Sin llegar ni mucho menos a los estándares de producción y calidad del cine estadounidense, también en nuestro país hubo un tiempo, allá por la década de los cincuenta y sesenta, en el que la industria explotó con eficacia el filón del cine noir, el thriller y la intriga criminal, bajo la batuta de cineastas hoy generalmente poco valorados o directamente olvidados como Julio Coll, Antonio Santillán, Ignacio Iquino o los enormes José María Forqué o Francisco Rovira Beleta. Dentro de esas muchas joyas que fueron dando forma al thriller venidero (ya en manos de gente como Vicente Aranda, Carlos Saura o Enrique Urbizu), El salario del crimen es una de las más recomendables. Principalmente, por su tono progresivamente fatalista y su retrato complejo de un hombre arrastrado hacia los márgenes de la ley por el influjo de una sibilina ‹femme fatale› (la francesa Françoise Brion), tal y como marcan los cánones del género. La pasión de tintes obsesivos abre la puerta del crimen, pero lo interesante está en cómo, al hacerlo, la cinta nos habla también de posiciones sociales, arribismo y rencor de clase, dibujando un preciso fresco de la España de la época en el que los elementos indisociables del noir americano son sustituidos por otros inequívocamente propios (en vez de clubs nocturnos y bajos fondos, tenemos tablaos flamencos y patios de corralas).
El encargado de llevar a buen puerto el proyecto es Julio Buchs, artesano principalmente curtido en el western (suyas son obras tan estimables como El hombre que mató a Billy el Niño y Los desesperados). Con la colaboración de los guionistas José Alonso Oriba y José Luis Martínez Moll, Buchs pergeña un ingenioso e imprevisible relato criminal que comienza de forma más o menos convencional, para poco a poco virar hacia el thriller de clara estirpe moral, con un desarrollo del suspense magníficamente calibrado y un final trenzado con verdadera maestría (y con un exquisito sentido de la ironía).
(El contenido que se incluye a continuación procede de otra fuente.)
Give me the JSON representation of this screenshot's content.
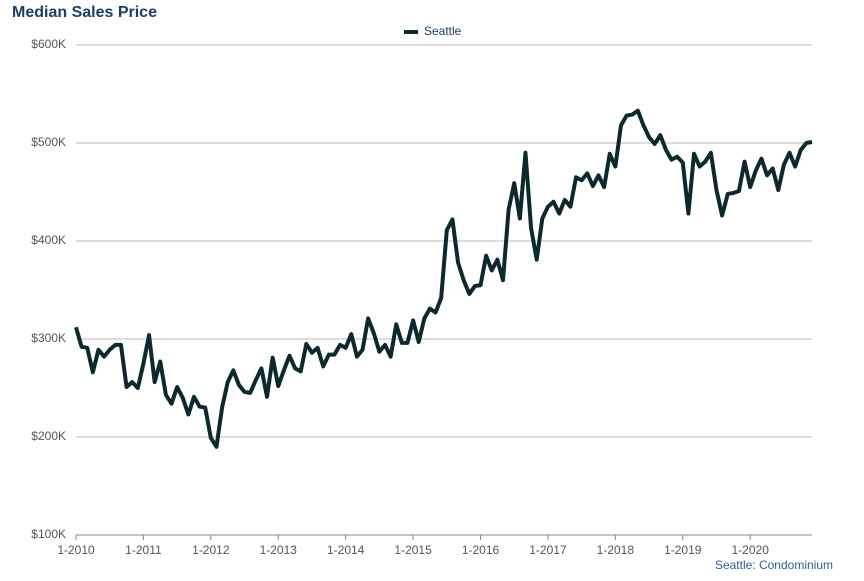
{
  "chart_data": {
    "type": "line",
    "title": "Median Sales Price",
    "footnote": "Seattle: Condominium",
    "categories": [
      "1-2010",
      null,
      null,
      null,
      null,
      null,
      null,
      null,
      null,
      null,
      null,
      null,
      "1-2011",
      null,
      null,
      null,
      null,
      null,
      null,
      null,
      null,
      null,
      null,
      null,
      "1-2012",
      null,
      null,
      null,
      null,
      null,
      null,
      null,
      null,
      null,
      null,
      null,
      "1-2013",
      null,
      null,
      null,
      null,
      null,
      null,
      null,
      null,
      null,
      null,
      null,
      "1-2014",
      null,
      null,
      null,
      null,
      null,
      null,
      null,
      null,
      null,
      null,
      null,
      "1-2015",
      null,
      null,
      null,
      null,
      null,
      null,
      null,
      null,
      null,
      null,
      null,
      "1-2016",
      null,
      null,
      null,
      null,
      null,
      null,
      null,
      null,
      null,
      null,
      null,
      "1-2017",
      null,
      null,
      null,
      null,
      null,
      null,
      null,
      null,
      null,
      null,
      null,
      "1-2018",
      null,
      null,
      null,
      null,
      null,
      null,
      null,
      null,
      null,
      null,
      null,
      "1-2019",
      null,
      null,
      null,
      null,
      null,
      null,
      null,
      null,
      null,
      null,
      null,
      "1-2020",
      null,
      null,
      null,
      null,
      null,
      null,
      null,
      null,
      null,
      null,
      null
    ],
    "series": [
      {
        "name": "Seattle",
        "color": "#0c2a2e",
        "values": [
          312000,
          292000,
          291000,
          266000,
          289000,
          282000,
          289000,
          294000,
          294000,
          251000,
          256000,
          250000,
          275000,
          304000,
          256000,
          277000,
          243000,
          234000,
          251000,
          240000,
          223000,
          241000,
          231000,
          230000,
          199000,
          190000,
          230000,
          256000,
          268000,
          253000,
          246000,
          245000,
          258000,
          270000,
          241000,
          281000,
          252000,
          268000,
          283000,
          270000,
          267000,
          295000,
          286000,
          291000,
          272000,
          284000,
          284000,
          294000,
          291000,
          305000,
          282000,
          289000,
          321000,
          306000,
          287000,
          294000,
          282000,
          315000,
          296000,
          296000,
          319000,
          297000,
          321000,
          331000,
          327000,
          342000,
          411000,
          422000,
          378000,
          360000,
          346000,
          354000,
          355000,
          385000,
          370000,
          381000,
          360000,
          432000,
          459000,
          423000,
          490000,
          413000,
          381000,
          423000,
          435000,
          440000,
          428000,
          442000,
          435000,
          465000,
          462000,
          469000,
          456000,
          467000,
          455000,
          489000,
          476000,
          518000,
          528000,
          529000,
          533000,
          518000,
          506000,
          499000,
          508000,
          493000,
          483000,
          486000,
          480000,
          428000,
          489000,
          476000,
          481000,
          490000,
          452000,
          426000,
          448000,
          449000,
          451000,
          481000,
          455000,
          472000,
          484000,
          467000,
          474000,
          452000,
          478000,
          490000,
          476000,
          493000,
          500000,
          501000
        ]
      }
    ],
    "ylim": [
      100000,
      600000
    ],
    "yticks": [
      {
        "value": 100000,
        "label": "$100K"
      },
      {
        "value": 200000,
        "label": "$200K"
      },
      {
        "value": 300000,
        "label": "$300K"
      },
      {
        "value": 400000,
        "label": "$400K"
      },
      {
        "value": 500000,
        "label": "$500K"
      },
      {
        "value": 600000,
        "label": "$600K"
      }
    ],
    "grid": true
  }
}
Salpicado de algunos toques de humor y costumbrismo (quizás no siempre acertados), El salario del crimen es un thriller siempre entretenido y absorbente, seguramente sin la plasticidad ni el aliento expresionista de los mejores ejemplos del género, pero aun así sólido y de una fluidez narrativa nada desdeñable. Los pocos elementos de acción están bien llevados (la huida en la azotea), pero lo que destaca es la capacidad de Buchs para generar intriga y tensión con muy pocos recursos, algo evidente en la escena cumbre del atraco, inteligente tanto en su planteamiento como en su puesta en imágenes.
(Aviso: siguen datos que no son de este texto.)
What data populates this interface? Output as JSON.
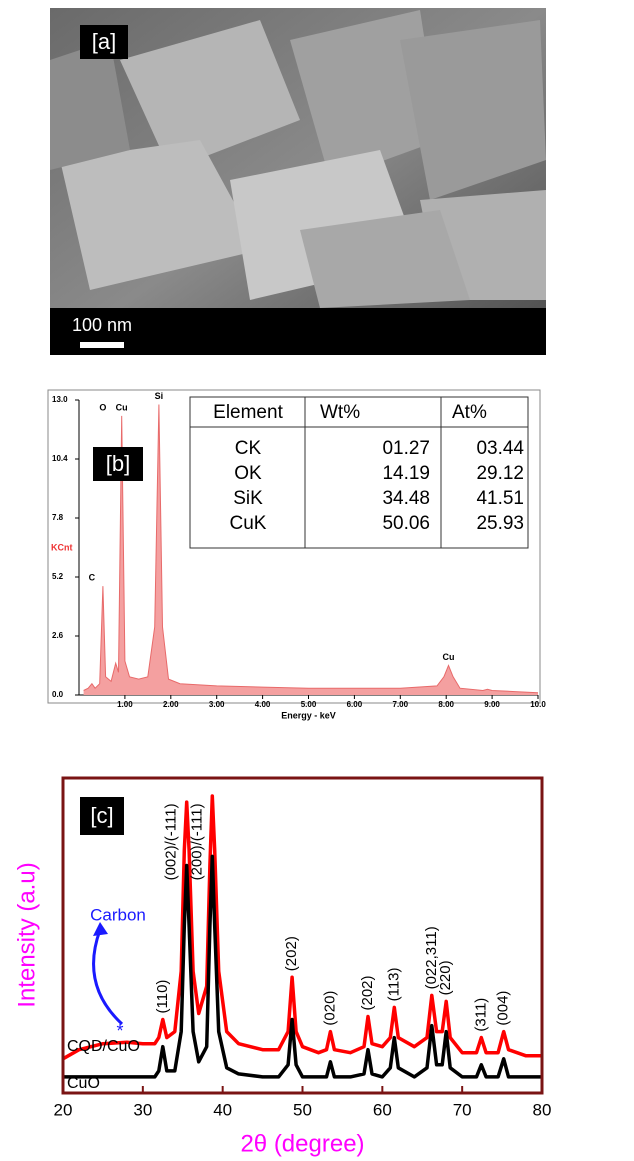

Hoy en día, acostumbrados a metrajes estirados donde abunda el relleno y el subrayado, resulta placentero recuperar la solvencia y economía de los narradores de antaño, que sabían ir al grano con admirable decisión y orquestar tramas de suspense tan apasionantes como la que nos ocupa sin sobrepasar los noventa minutos de duración. De este modo, una historia más o menos clásica de corrupción moral, caída y redención, se convierte en un entretenimiento tenso y pautado con pulso de cirujano, poseedor, además, de más fondo y sustancia de los que cabría esperar inicialmente. Falla ocasionalmente el tono de los diálogos y de algunas interpretaciones, probablemente por arrastrar cierta herencia teatral ya entonces tendente a la desaparición, pero no deja de ser un gusto encontrarse con un reparto tan estimulante, desde el carisma de Arturo Fernández o Alberto Dalbés, al talento puro de José Bódalo y Tomás Blanco. De guinda, Manuel Alexandre poniendo el contrapunto cómico en su papel de policía al que nadie toma en cuenta. Otro motivo más, aparte de todos los mencionados con anterioridad, para considerar esta pequeña película de Buchs una de las aportaciones más notables al género de las surgidas en los años sesenta, amén de una de las gemas ocultas de nuestra cinematografía. A recuperar totalmente.